En caso de fallar a lo grande, el PRD ya analiza un cambio de nombre en su registro para encarar el 2021. En esta elección también se votarán nuevas gubernaturas y se decidirá por la permanencia o no de López Obrador en la presidencial. Es justo ahí en donde los partidos menos afortunados en las urnas quieren recobrar el poder (tanto el PRI como el PRD). Ambas fuerzas políticas están realizando limpias internas y aplicando apertura con sus militancias para lograr votos masivos.

Otro de los problemas del perredismo es su falta de unidad. Históricamente este partido permitió la creación de tribus internas que, a la larga, terminaron separando al partido en grupos de choque que no dudaron en resolver las cosas a golpes en varias ocasiones.
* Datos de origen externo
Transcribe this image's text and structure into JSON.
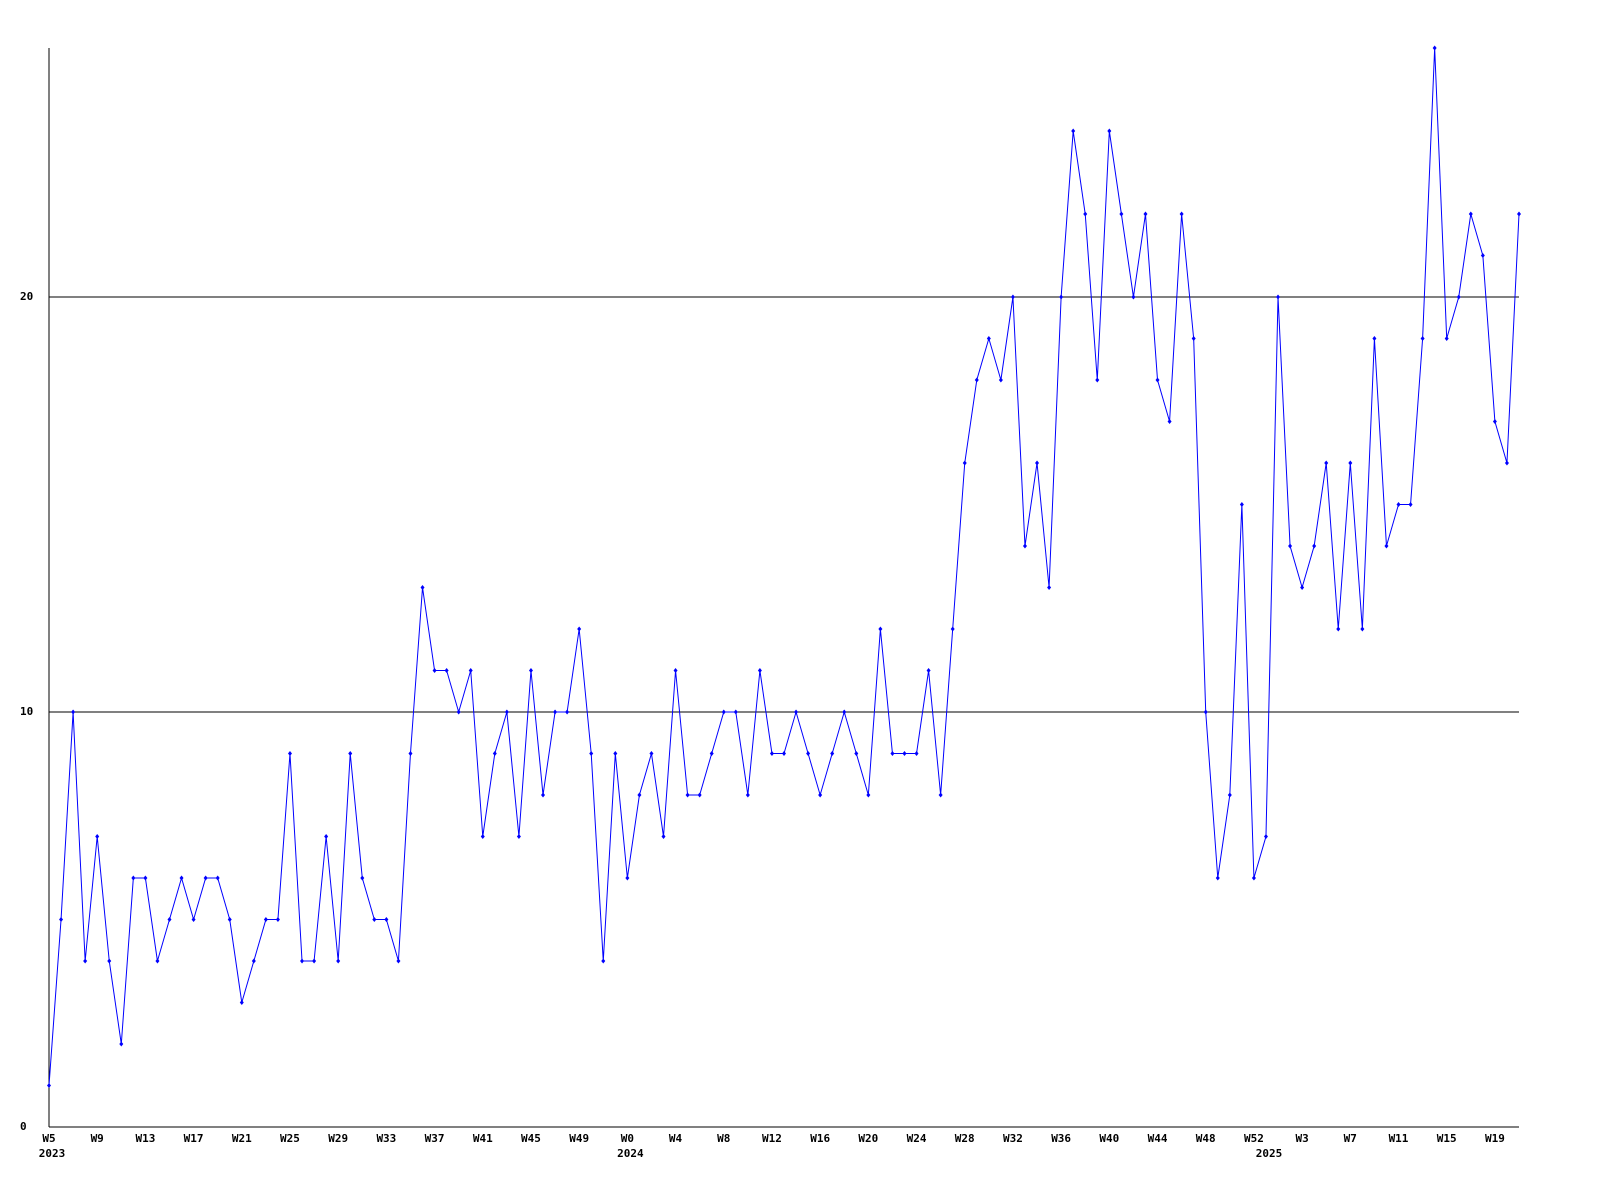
{
  "chart_data": {
    "type": "line",
    "categories": [
      "W5",
      null,
      null,
      null,
      "W9",
      null,
      null,
      null,
      "W13",
      null,
      null,
      null,
      "W17",
      null,
      null,
      null,
      "W21",
      null,
      null,
      null,
      "W25",
      null,
      null,
      null,
      "W29",
      null,
      null,
      null,
      "W33",
      null,
      null,
      null,
      "W37",
      null,
      null,
      null,
      "W41",
      null,
      null,
      null,
      "W45",
      null,
      null,
      null,
      "W49",
      null,
      null,
      null,
      "W0",
      null,
      null,
      null,
      "W4",
      null,
      null,
      null,
      "W8",
      null,
      null,
      null,
      "W12",
      null,
      null,
      null,
      "W16",
      null,
      null,
      null,
      "W20",
      null,
      null,
      null,
      "W24",
      null,
      null,
      null,
      "W28",
      null,
      null,
      null,
      "W32",
      null,
      null,
      null,
      "W36",
      null,
      null,
      null,
      "W40",
      null,
      null,
      null,
      "W44",
      null,
      null,
      null,
      "W48",
      null,
      null,
      null,
      "W52",
      null,
      null,
      null,
      "W3",
      null,
      null,
      null,
      "W7",
      null,
      null,
      null,
      "W11",
      null,
      null,
      null,
      "W15",
      null,
      null,
      null,
      "W19",
      null,
      null
    ],
    "year_labels": [
      "2023",
      null,
      null,
      null,
      null,
      null,
      null,
      null,
      null,
      null,
      null,
      null,
      null,
      null,
      null,
      null,
      null,
      null,
      null,
      null,
      null,
      null,
      null,
      null,
      null,
      null,
      null,
      null,
      null,
      null,
      null,
      null,
      null,
      null,
      null,
      null,
      null,
      null,
      null,
      null,
      null,
      null,
      null,
      null,
      null,
      null,
      null,
      null,
      "2024",
      null,
      null,
      null,
      null,
      null,
      null,
      null,
      null,
      null,
      null,
      null,
      null,
      null,
      null,
      null,
      null,
      null,
      null,
      null,
      null,
      null,
      null,
      null,
      null,
      null,
      null,
      null,
      null,
      null,
      null,
      null,
      null,
      null,
      null,
      null,
      null,
      null,
      null,
      null,
      null,
      null,
      null,
      null,
      null,
      null,
      null,
      null,
      null,
      null,
      null,
      null,
      null,
      "2025",
      null,
      null,
      null,
      null,
      null,
      null,
      null,
      null,
      null,
      null,
      null,
      null,
      null,
      null,
      null,
      null,
      null,
      null,
      null,
      null
    ],
    "values": [
      1,
      5,
      10,
      4,
      7,
      4,
      2,
      6,
      6,
      4,
      5,
      6,
      5,
      6,
      6,
      5,
      3,
      4,
      5,
      5,
      9,
      4,
      4,
      7,
      4,
      9,
      6,
      5,
      5,
      4,
      9,
      13,
      11,
      11,
      10,
      11,
      7,
      9,
      10,
      7,
      11,
      8,
      10,
      10,
      12,
      9,
      4,
      9,
      6,
      8,
      9,
      7,
      11,
      8,
      8,
      9,
      10,
      10,
      8,
      11,
      9,
      9,
      10,
      9,
      8,
      9,
      10,
      9,
      8,
      12,
      9,
      9,
      9,
      11,
      8,
      12,
      16,
      18,
      19,
      18,
      20,
      14,
      16,
      13,
      20,
      24,
      22,
      18,
      24,
      22,
      20,
      22,
      18,
      17,
      22,
      19,
      10,
      6,
      8,
      15,
      6,
      7,
      20,
      14,
      13,
      14,
      16,
      12,
      16,
      12,
      19,
      14,
      15,
      15,
      19,
      26,
      19,
      20,
      22,
      21,
      17,
      16,
      22
    ],
    "color": "#0000ff",
    "ylim": [
      0,
      26
    ],
    "yticks": [
      0,
      10,
      20
    ],
    "grid": true
  }
}
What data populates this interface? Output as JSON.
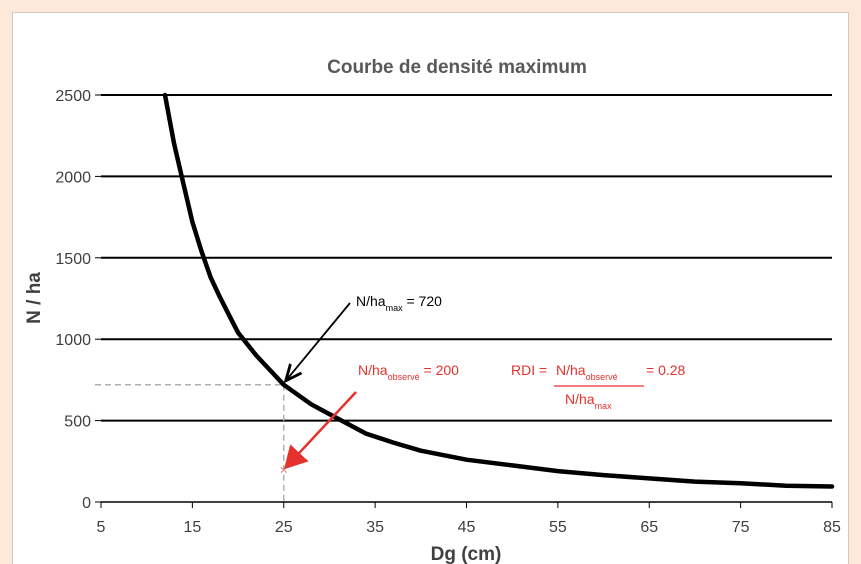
{
  "chart_data": {
    "type": "line",
    "title": "Courbe de densité maximum",
    "xlabel": "Dg (cm)",
    "ylabel": "N / ha",
    "xlim": [
      5,
      85
    ],
    "ylim": [
      0,
      2500
    ],
    "x_ticks": [
      "5",
      "15",
      "25",
      "35",
      "45",
      "55",
      "65",
      "75",
      "85"
    ],
    "y_ticks": [
      "0",
      "500",
      "1000",
      "1500",
      "2000",
      "2500"
    ],
    "grid": "horizontal",
    "legend": "none",
    "series": [
      {
        "color": "#000000",
        "x": [
          12,
          13,
          14,
          15,
          16,
          17,
          18,
          19,
          20,
          22,
          25,
          28,
          30,
          32,
          34,
          37,
          40,
          45,
          50,
          55,
          60,
          65,
          70,
          75,
          80,
          85
        ],
        "y": [
          2500,
          2200,
          1960,
          1720,
          1540,
          1380,
          1260,
          1150,
          1040,
          900,
          720,
          600,
          540,
          480,
          420,
          365,
          315,
          260,
          225,
          190,
          165,
          145,
          125,
          115,
          100,
          95
        ]
      }
    ],
    "annotations": {
      "max_label": {
        "prefix": "N/ha",
        "sub": "max",
        "suffix": " = 720",
        "color": "#000000"
      },
      "observed_label": {
        "prefix": "N/ha",
        "sub": "observé",
        "suffix": " = 200",
        "color": "#e5322d"
      },
      "rdi": {
        "lhs": "RDI = ",
        "num_prefix": "N/ha",
        "num_sub": "observé",
        "den_prefix": "N/ha",
        "den_sub": "max",
        "result": " = 0.28",
        "color": "#e5322d"
      },
      "observed_point": {
        "x": 25,
        "y": 200,
        "marker": "×",
        "color": "#e58080"
      },
      "max_point": {
        "x": 25,
        "y": 720
      }
    }
  }
}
Es por eso que el PRD no tiene un presidente nacional. Realmente no hay un personaje del partido amarillo que quiera dirigir todo ese caos.

En sus 30 años de vida, el perredismo no está festejando nada porque ni siquiera hay alguien que organice la fiesta. La crisis financiera por la que atraviesan tampoco ayuda.

El único perredista importante en activo en Silvano Aureoles, acusado de perjudicar las finanzas michoacanas. Detrás de él están las acusaciones graves a Graco Ramírez por la deuda histórica que dejó en el gobierno de Morelos. Con apenas once diputados y cinco senadores, los perredistas ya se inclinan en mayoría para abandonar su nombre y sus colores por algo nuevo. Que el PRD utilice colores distintos al amarillo es algo que ya sucedió en las campañas del 2018.

Ahora mismo se analiza un cambio total de imagen y nombre para lidiar con la fuga masiva de militantes inconformes. Muchos aún no perdonan la alianza con el panismo, además de que la baja recaudación de votos les hizo perder el registro en estados clave como Colima, Nuevo León, Tamaulipas, Sonora, Chihuahua y Aguascalientes. Con poco dinero, estructura y apoyo, parece que el nombre PRD quedará atrás para algo nuevo.